If this response were a valid challenge to evolution, it would equally invalidate creationism and Christianity, since they are based on events that nobody alive today has witnessed.
As a flagrantly anti-intellectual dismissal of the validity of any evidence pertaining to events we don't personally observe, it can be quite amusing - since the person making this argument was certainly not alive to witness the Bible being revealed or written down, he/she has no way of knowing whether what we call the Bible is the result of actual divine inspiration, or of Satanic interference or of a succession of stoners down through the ages scribbling down whatever came to mind and rationalizing it later as revealed truth. The claim that the Bible is uniquely exempt from this problem is a textbook example of special pleading. In such usage, the argument contradicts itself, which is the point. Not so incidentally, the Bible does not make the claim that the narrative of Genesis is eyewitness testimony.

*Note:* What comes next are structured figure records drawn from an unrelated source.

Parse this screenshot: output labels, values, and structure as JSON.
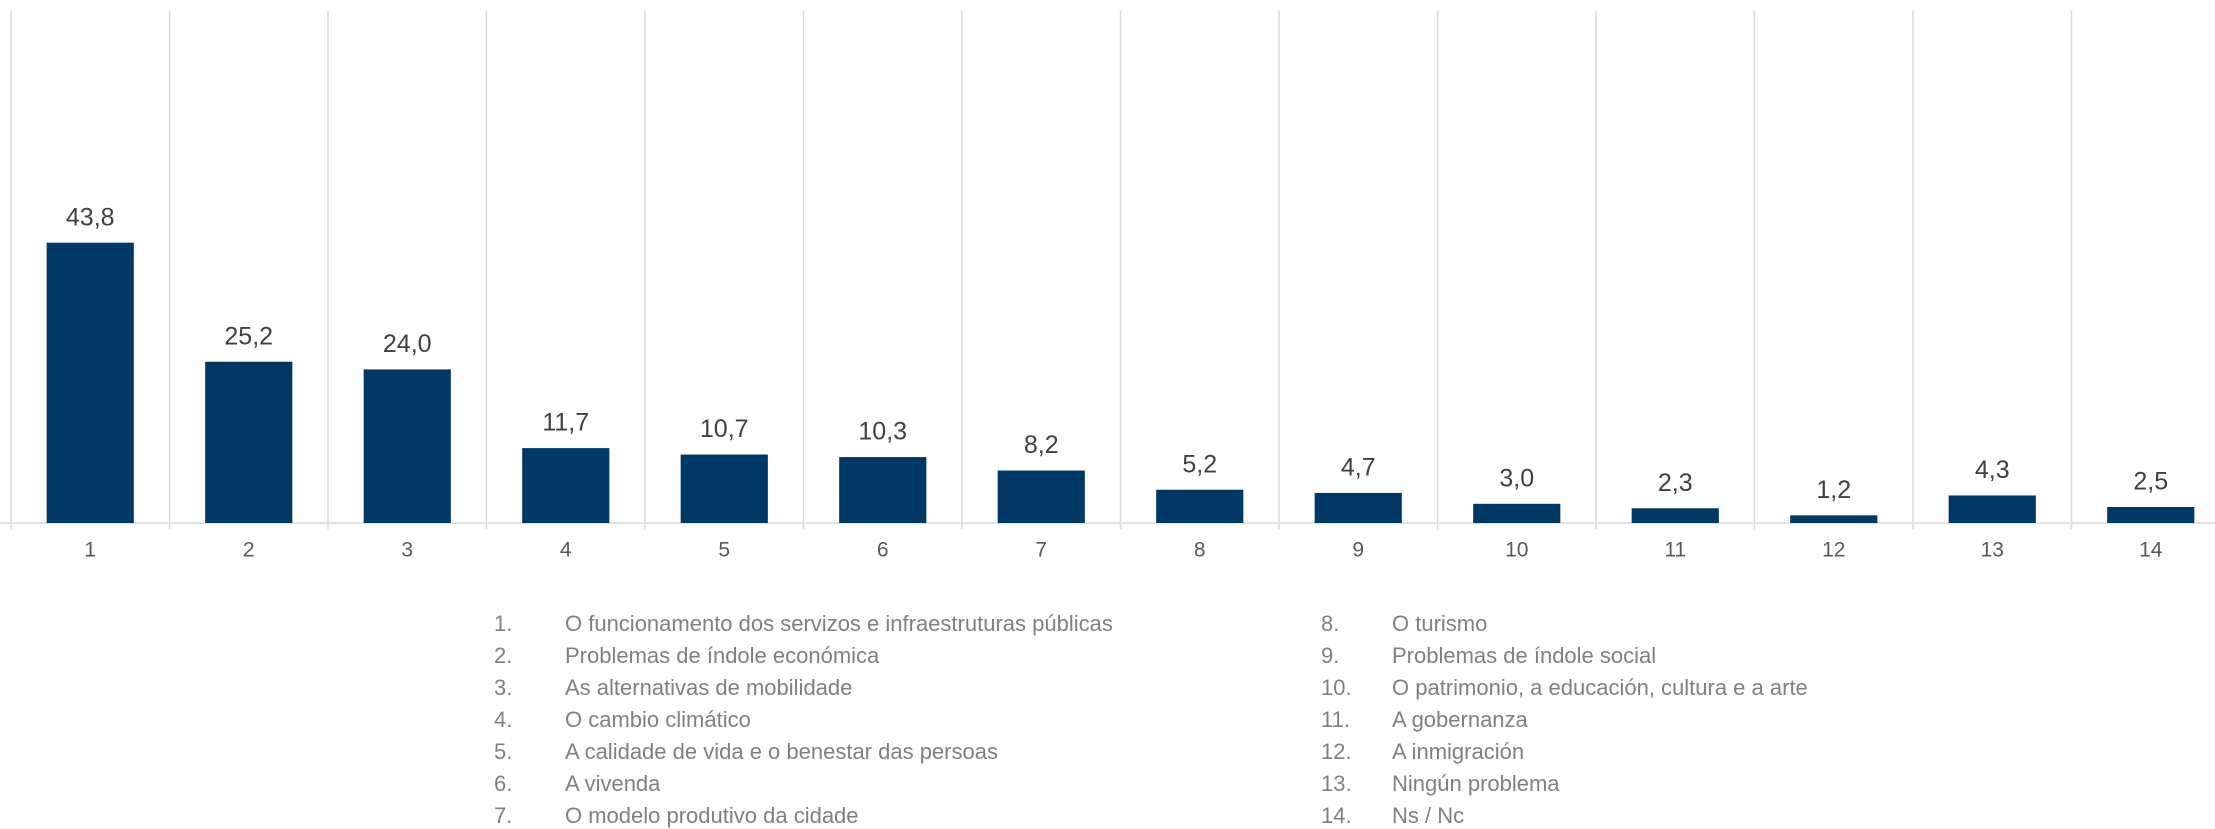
{
  "chart_data": {
    "type": "bar",
    "categories": [
      "1",
      "2",
      "3",
      "4",
      "5",
      "6",
      "7",
      "8",
      "9",
      "10",
      "11",
      "12",
      "13",
      "14"
    ],
    "values": [
      43.8,
      25.2,
      24.0,
      11.7,
      10.7,
      10.3,
      8.2,
      5.2,
      4.7,
      3.0,
      2.3,
      1.2,
      4.3,
      2.5
    ],
    "value_labels": [
      "43,8",
      "25,2",
      "24,0",
      "11,7",
      "10,7",
      "10,3",
      "8,2",
      "5,2",
      "4,7",
      "3,0",
      "2,3",
      "1,2",
      "4,3",
      "2,5"
    ],
    "color": "#003865",
    "ylim": [
      0,
      80
    ],
    "legend_columns": [
      [
        {
          "number": "1.",
          "label": "O funcionamento dos servizos e infraestruturas públicas"
        },
        {
          "number": "2.",
          "label": "Problemas de índole económica"
        },
        {
          "number": "3.",
          "label": "As alternativas de mobilidade"
        },
        {
          "number": "4.",
          "label": "O cambio climático"
        },
        {
          "number": "5.",
          "label": "A calidade de vida e o benestar das persoas"
        },
        {
          "number": "6.",
          "label": "A vivenda"
        },
        {
          "number": "7.",
          "label": "O modelo produtivo da cidade"
        }
      ],
      [
        {
          "number": "8.",
          "label": "O turismo"
        },
        {
          "number": "9.",
          "label": "Problemas de índole social"
        },
        {
          "number": "10.",
          "label": "O patrimonio, a educación, cultura e a arte"
        },
        {
          "number": "11.",
          "label": "A gobernanza"
        },
        {
          "number": "12.",
          "label": "A inmigración"
        },
        {
          "number": "13.",
          "label": "Ningún problema"
        },
        {
          "number": "14.",
          "label": "Ns / Nc"
        }
      ]
    ]
  }
}
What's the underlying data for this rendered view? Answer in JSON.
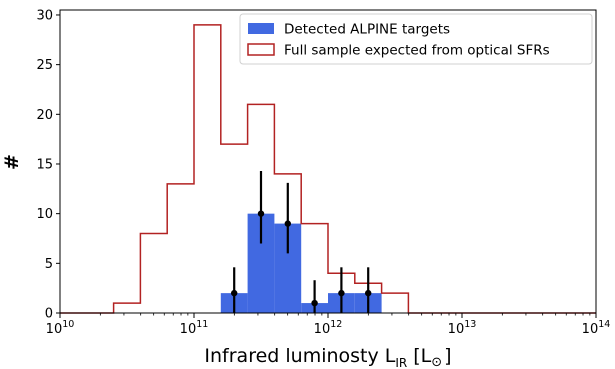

The obvious contradiction here is that anyone using this argument also wasn't there to see the event and wasn't there to verify whether the anyone else was there. If the accusation is that no one was around to see evolution in action, the accusation that no one was around to see God magic the universe into existence 6,000 years ago is equally true. Someone can claim that the Bible is such first-hand evidence, but unless the person using the "were you there?" argument was around when the Bible was written (unlikely) or has personally supervised every copy of it made between creation in 4,004 BC and today, the same accusation applies.